The images show African Americans in or around Columbia, Beaufort, and Hilton Head, South Carolina. Some photographs were taken in surroundings where blacks might associate with whites—out of necessity and according to strict custom. Most of the images, however, are set in "colored sections" or other remote areas of town and country where blacks were obliged to fashion lives apart. Under segregation and disenfranchisement, men, women, and children are portrayed in ordinary occupations and pursuits: a peddler selling his wares, a woman tying a toddler's shoes, a barber and his young apprentice taking a break outside their shop.

Julian Dimock, whose works appeared often in major travel and nature magazines, took the photographs in 1904-5. So many photographers of the era tended to romanticize or politicize their African American subjects; Dimock was different.

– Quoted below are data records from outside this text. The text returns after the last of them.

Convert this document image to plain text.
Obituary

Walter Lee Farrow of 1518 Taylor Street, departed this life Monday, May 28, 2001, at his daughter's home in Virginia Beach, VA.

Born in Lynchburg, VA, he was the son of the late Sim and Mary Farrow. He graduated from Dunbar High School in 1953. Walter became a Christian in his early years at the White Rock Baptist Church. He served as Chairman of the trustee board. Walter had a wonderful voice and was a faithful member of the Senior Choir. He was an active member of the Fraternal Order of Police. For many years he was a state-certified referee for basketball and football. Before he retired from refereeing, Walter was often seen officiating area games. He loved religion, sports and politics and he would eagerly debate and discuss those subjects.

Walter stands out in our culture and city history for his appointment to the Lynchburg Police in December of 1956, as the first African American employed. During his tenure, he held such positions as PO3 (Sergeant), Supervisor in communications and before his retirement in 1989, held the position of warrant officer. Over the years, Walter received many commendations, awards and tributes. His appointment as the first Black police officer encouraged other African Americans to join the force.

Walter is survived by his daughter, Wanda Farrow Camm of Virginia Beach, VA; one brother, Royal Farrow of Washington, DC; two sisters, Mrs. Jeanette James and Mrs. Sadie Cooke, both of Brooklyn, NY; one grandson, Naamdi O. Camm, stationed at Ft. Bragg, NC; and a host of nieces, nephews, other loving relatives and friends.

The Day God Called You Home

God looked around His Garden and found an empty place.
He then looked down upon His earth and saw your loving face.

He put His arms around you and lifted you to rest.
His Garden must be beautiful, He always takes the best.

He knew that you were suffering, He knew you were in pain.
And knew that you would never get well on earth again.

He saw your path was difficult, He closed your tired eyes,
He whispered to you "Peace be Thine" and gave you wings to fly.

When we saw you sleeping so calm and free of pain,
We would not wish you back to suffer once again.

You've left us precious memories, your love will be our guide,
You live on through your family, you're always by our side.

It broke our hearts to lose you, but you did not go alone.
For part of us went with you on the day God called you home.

Signs of want and inequity are plain to see in these images, but Dimock portrays his subjects as they really were in all of their dignity, strength, and beauty.

A vivid, moving story wherein the images bring to life unspoken words that strongly remind us that this world of downtrodden and oppressed people whose spirits did not break was never meant to be silent.

—Dori Sanders

Dimock destroys myths, stereotypes, and misconceptions with his images of a spirited and persevering people.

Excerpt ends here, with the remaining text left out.